The reported move is in case the proposed $2 billion capital infusion is delayed beyond 14 March, 2020
According to sources in the know, RBI intervention may include a sale of pooled assets to public sector banks (PSBs) or, as a last resort, sale of a small stake to a PSB to pave the way for further capital raising, said a report in Mint.
Yes Bank expects that it can tie up the funds by 14 March though there is a possibility that a major state-run bank may be asked to step in as an interim measure if the investors fail to come up with funds, said the report quoting people in the know of the matter.
Early this month, Yes Bank had appointed Anshu Jain-headed global investment bank Cantor Fitzgerald and two domestic entities for its fundraising plans.
Other merchant bankers appointed by the capital-starved lender include IDFC Securities and Ambit Capital.
Jain is the ex-colleague of Yes Bank’s current Managing Director and Chief Executive Officer Ravneet Gill, who has made the capital-raising as his top priority after taking over last March.
Jain was the co-chief executive of German lender Deutsche Bank globally, while Gill was heading the India operations.
Recognition of sour bets taken under Gill’s predecessor Rana Kapoor has depleted Yes Bank’s capital buffers, and also forced it to reduce its loan book.
It has, however, been struggling to raise the required capital for the past three months. It initially announced a plan to raise $2 billion, and had last month announced a new round of Rs 10,000 crore in fresh capital.
On 10 January, the bank’s board had decided that Canadian investor Erwin Singh Braich’s $1.2-billion offer will not be pursued further, and also hinted that a $500-million offer from Citax Holdings and Citax Investment Group, which was being favourably considered, is facing headwinds.
The bank’s liquidity coverage ratio was 114 percent at end-September as against the regulatory requirement of 100 percent. It also said that the bank’s business model could evolve and may settle at lower non-interest income levels.

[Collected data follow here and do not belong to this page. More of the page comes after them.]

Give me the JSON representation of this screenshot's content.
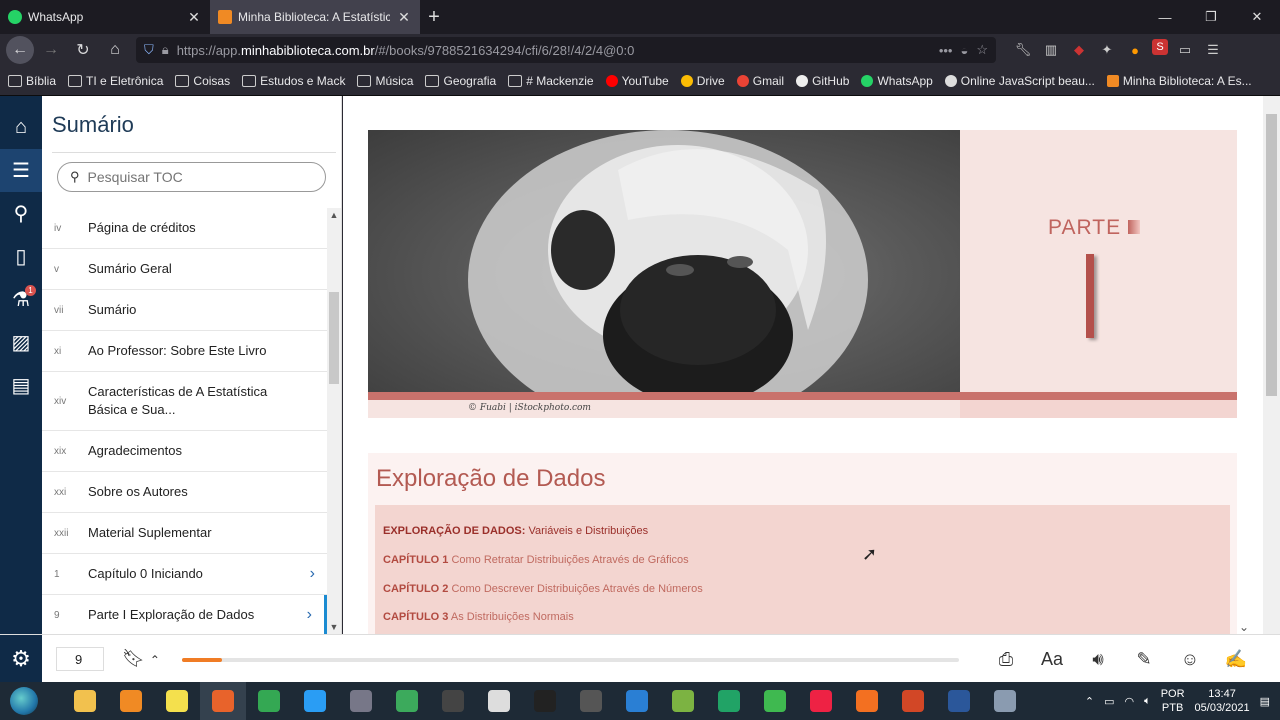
{
  "browser": {
    "tabs": [
      {
        "title": "WhatsApp",
        "color": "#25d366",
        "active": false
      },
      {
        "title": "Minha Biblioteca: A Estatística",
        "color": "#f08a24",
        "active": true
      }
    ],
    "url_prefix": "https://app.",
    "url_domain": "minhabiblioteca.com.br",
    "url_rest": "/#/books/9788521634294/cfi/6/28!/4/2/4@0:0",
    "bookmarks": [
      "Bíblia",
      "TI e Eletrônica",
      "Coisas",
      "Estudos e Mack",
      "Música",
      "Geografia",
      "# Mackenzie",
      "YouTube",
      "Drive",
      "Gmail",
      "GitHub",
      "WhatsApp",
      "Online JavaScript beau...",
      "Minha Biblioteca: A Es..."
    ]
  },
  "rail": {
    "icons": [
      "home-icon",
      "toc-icon",
      "search-icon",
      "notebook-icon",
      "flask-icon",
      "image-icon",
      "cards-icon"
    ],
    "badge": "1"
  },
  "toc": {
    "title": "Sumário",
    "search_placeholder": "Pesquisar TOC",
    "items": [
      {
        "page": "iv",
        "label": "Página de créditos"
      },
      {
        "page": "v",
        "label": "Sumário Geral"
      },
      {
        "page": "vii",
        "label": "Sumário"
      },
      {
        "page": "xi",
        "label": "Ao Professor: Sobre Este Livro"
      },
      {
        "page": "xiv",
        "label": "Características de A Estatística Básica e Sua..."
      },
      {
        "page": "xix",
        "label": "Agradecimentos"
      },
      {
        "page": "xxi",
        "label": "Sobre os Autores"
      },
      {
        "page": "xxii",
        "label": "Material Suplementar"
      },
      {
        "page": "1",
        "label": "Capítulo 0 Iniciando"
      },
      {
        "page": "9",
        "label": "Parte I Exploração de Dados"
      }
    ]
  },
  "book": {
    "parte_label": "PARTE",
    "photo_credit": "© Fuabi | iStockphoto.com",
    "section_title": "Exploração de Dados",
    "contents": [
      {
        "bold": "EXPLORAÇÃO DE DADOS:",
        "text": " Variáveis e Distribuições"
      },
      {
        "bold": "CAPÍTULO 1",
        "text": " Como Retratar Distribuições Através de Gráficos"
      },
      {
        "bold": "CAPÍTULO 2",
        "text": " Como Descrever Distribuições Através de Números"
      },
      {
        "bold": "CAPÍTULO 3",
        "text": " As Distribuições Normais"
      }
    ]
  },
  "footer": {
    "page_number": "9",
    "progress_fraction": 0.052,
    "tools": [
      "print-icon",
      "font-size-icon",
      "audio-icon",
      "highlight-icon",
      "feedback-icon",
      "notes-icon"
    ],
    "font_label": "Aa"
  },
  "taskbar": {
    "icons": [
      {
        "name": "file-explorer-icon",
        "color": "#f2c14e"
      },
      {
        "name": "app-orange-icon",
        "color": "#f08a24"
      },
      {
        "name": "sticky-notes-icon",
        "color": "#f4e04d"
      },
      {
        "name": "firefox-icon",
        "color": "#e8632b",
        "active": true
      },
      {
        "name": "chrome-icon",
        "color": "#34a853"
      },
      {
        "name": "app-blue-icon",
        "color": "#2a9df4"
      },
      {
        "name": "app-gray-icon",
        "color": "#778"
      },
      {
        "name": "app-green-icon",
        "color": "#3caa5c"
      },
      {
        "name": "app-dark-icon",
        "color": "#444"
      },
      {
        "name": "app-box-icon",
        "color": "#ddd"
      },
      {
        "name": "unity-icon",
        "color": "#222"
      },
      {
        "name": "app-chip-icon",
        "color": "#555"
      },
      {
        "name": "vscode-icon",
        "color": "#2a7fd4"
      },
      {
        "name": "app-android-icon",
        "color": "#7cb342"
      },
      {
        "name": "excel-icon",
        "color": "#21a366"
      },
      {
        "name": "app-ring-icon",
        "color": "#3fb950"
      },
      {
        "name": "app-web-icon",
        "color": "#e24"
      },
      {
        "name": "app-swirl-icon",
        "color": "#f37021"
      },
      {
        "name": "powerpoint-icon",
        "color": "#d24726"
      },
      {
        "name": "word-icon",
        "color": "#2b579a"
      },
      {
        "name": "app-steam-icon",
        "color": "#8a9bb0"
      }
    ],
    "lang": "POR",
    "layout": "PTB",
    "time": "13:47",
    "date": "05/03/2021"
  }
}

Yes Bank had initially planned to raise capital of over $1.2 billion in the current fiscal, but its board has rejected the binding term sheets of $1.2 billion offered by Canadian investor SPGP Group/Erwin Singh Braich.
In January this year, rating agency India Ratings and Research (Ind-Ra) had said Yes Bank continued to remain in discussions with potential investors but raising sizeable capital in the near-term could be challenging.
The rating agency had maintained ‘Rating Watch Negative (RWN)’ on the private lender. RWN indicates that the rating will be either affirmed or downgraded.
Ind-Ra had said it continues to await developments on Yes Bank’s equity raising, which in the rating agency’s opinion is critical for providing sufficient cushion to the possible credit cost impact from the stressed asset pool on regulatory capital requirement in the short- and medium-term.